In 1937 he traveled to Brazil and excavated the sambaqui archeological site Morro do Bernardes, Jupuvura, municipality of Iguape, São Paulo - with support from Museu Paulista and botanist Frederico Lange de Morretes.

In 1939 he joined the Harvard–Yenching Institute, the top Institute for Asian studies in the US at the time as an "Invited Professor". A sister university of Harvard was named Yenching University in Peking, China, and was an American missionary school. The Japanese Army could not come into this university until the Pearl Harbor attack. Torii was sent to the American area in China by the institute during the Second Sino-Japanese War, where his China anthropology studies reside.

== Recognition ==

In 1920, Torii was honored for an Ordre des Palmes Académiques of France. The award disappeared within the university.

In 1964 the "Torii Memorial Museum" was established by Tokushima prefecture, in the Naruto area. It is in a Japanese traditional castle on the top of Myoken Mountain. Funds came from local people, showing their memory and love for Ryuzo Torii. In 2010 the Museum moved to Tokushima city in the Forest of Culture area.

== Personal life ==
In 1901, he married Kimiko, daughter of a samurai in Tokushima. She was talented in music, language, and education.
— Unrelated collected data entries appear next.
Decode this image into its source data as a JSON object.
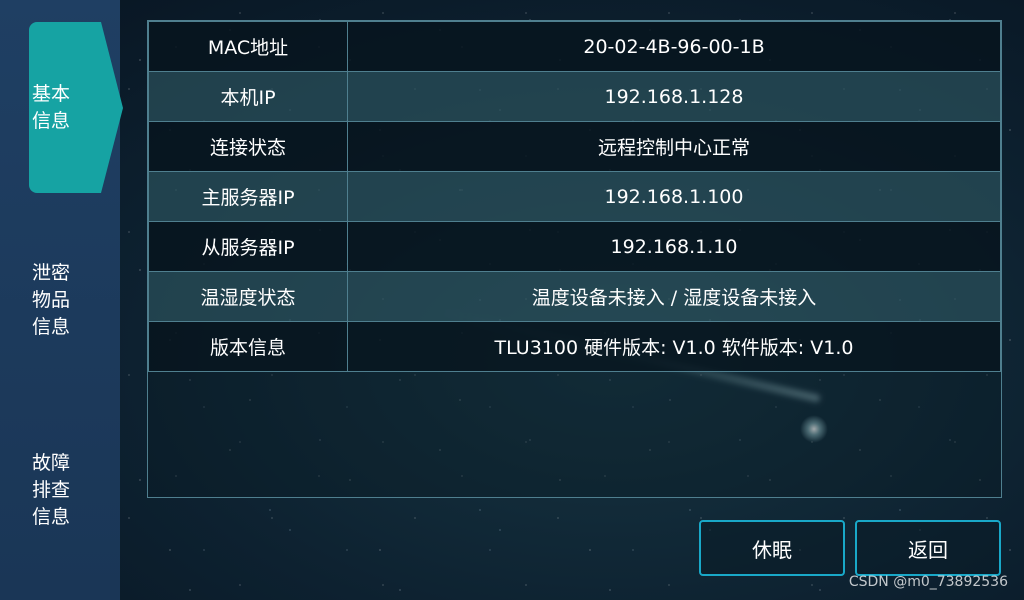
{
  "sidebar": {
    "items": [
      {
        "lines": [
          "基本",
          "信息"
        ],
        "active": true
      },
      {
        "lines": [
          "泄密",
          "物品",
          "信息"
        ],
        "active": false
      },
      {
        "lines": [
          "故障",
          "排查",
          "信息"
        ],
        "active": false
      }
    ]
  },
  "info_rows": [
    {
      "label": "MAC地址",
      "value": "20-02-4B-96-00-1B"
    },
    {
      "label": "本机IP",
      "value": "192.168.1.128"
    },
    {
      "label": "连接状态",
      "value": "远程控制中心正常"
    },
    {
      "label": "主服务器IP",
      "value": "192.168.1.100"
    },
    {
      "label": "从服务器IP",
      "value": "192.168.1.10"
    },
    {
      "label": "温湿度状态",
      "value": "温度设备未接入 / 湿度设备未接入"
    },
    {
      "label": "版本信息",
      "value": "TLU3100  硬件版本: V1.0  软件版本: V1.0"
    }
  ],
  "buttons": {
    "sleep": "休眠",
    "back": "返回"
  },
  "watermark": "CSDN @m0_73892536",
  "colors": {
    "active_tab": "#16a3a3",
    "sidebar_bg": "#1f3f63",
    "button_border": "#19a8c8",
    "table_border": "#4f7f8f"
  }
}
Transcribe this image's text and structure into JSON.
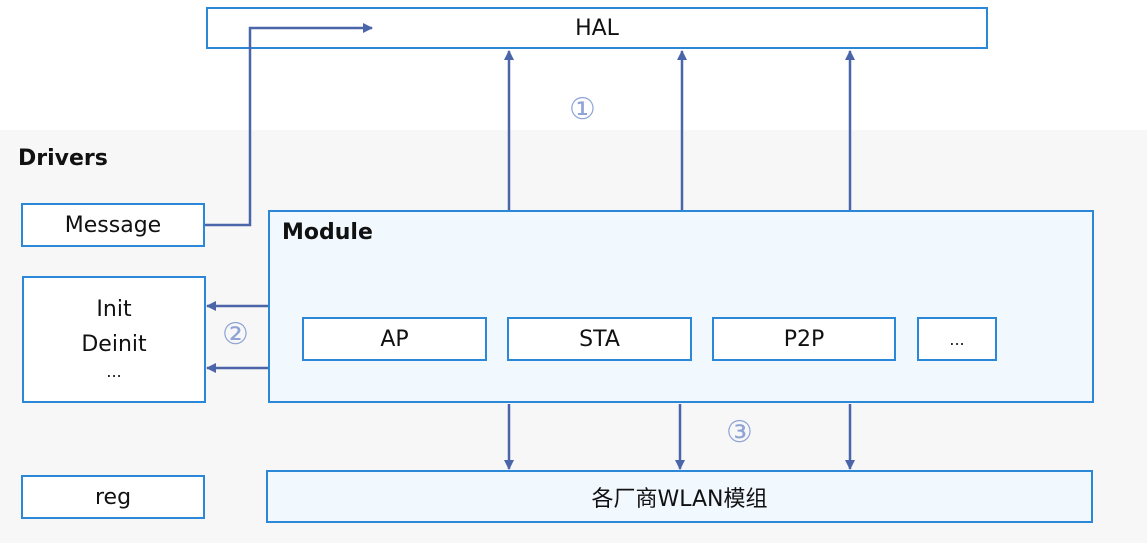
{
  "hal": {
    "label": "HAL"
  },
  "drivers": {
    "title": "Drivers"
  },
  "message": {
    "label": "Message"
  },
  "lifecycle": {
    "lines": [
      "Init",
      "Deinit",
      "..."
    ]
  },
  "reg": {
    "label": "reg"
  },
  "module": {
    "title": "Module",
    "items": [
      "AP",
      "STA",
      "P2P",
      "..."
    ]
  },
  "vendor": {
    "label": "各厂商WLAN模组"
  },
  "markers": [
    "①",
    "②",
    "③"
  ],
  "colors": {
    "border": "#2b88d8",
    "arrow": "#4a65a8",
    "marker": "#8fa3d6",
    "module_fill": "#f1f8fe",
    "drivers_fill": "#f7f7f7"
  }
}
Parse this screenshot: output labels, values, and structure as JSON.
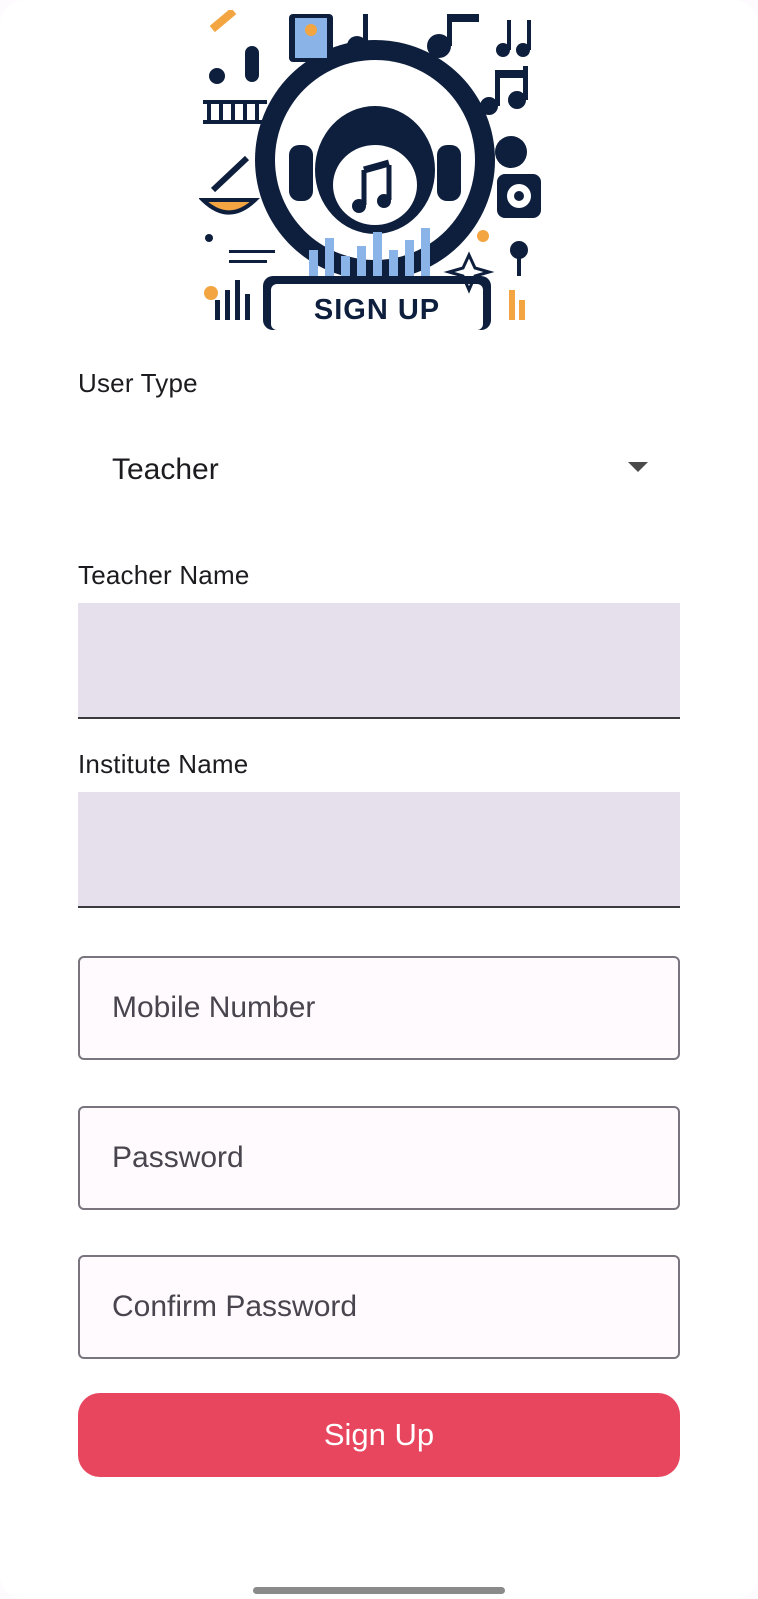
{
  "hero": {
    "caption": "SIGN UP"
  },
  "form": {
    "user_type_label": "User Type",
    "user_type_value": "Teacher",
    "teacher_name_label": "Teacher Name",
    "teacher_name_value": "",
    "institute_name_label": "Institute Name",
    "institute_name_value": "",
    "mobile_placeholder": "Mobile Number",
    "password_placeholder": "Password",
    "confirm_password_placeholder": "Confirm Password",
    "submit_label": "Sign Up"
  },
  "colors": {
    "primary_button": "#e8465f",
    "filled_field": "#e6e0ec",
    "navy": "#0e1f3d",
    "accent_orange": "#f2a541",
    "accent_blue": "#8ab4e8"
  }
}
In the wake of Yoshino Sakuzō's criticism of Japan's imperial ambitions in Korea, Torii aligned himself with those who justified Japanese annexation on the grounds that the contemporary consensus worldwide in linguistics, anthropology and archaeology were that the Korean and Japanese people were the same race/people (dōminzoku). (Note: Japanese original, Tan'itsu minzoku shinwa no kigen, Shin'yōsha, Tokyo 1995 pp.153ff.)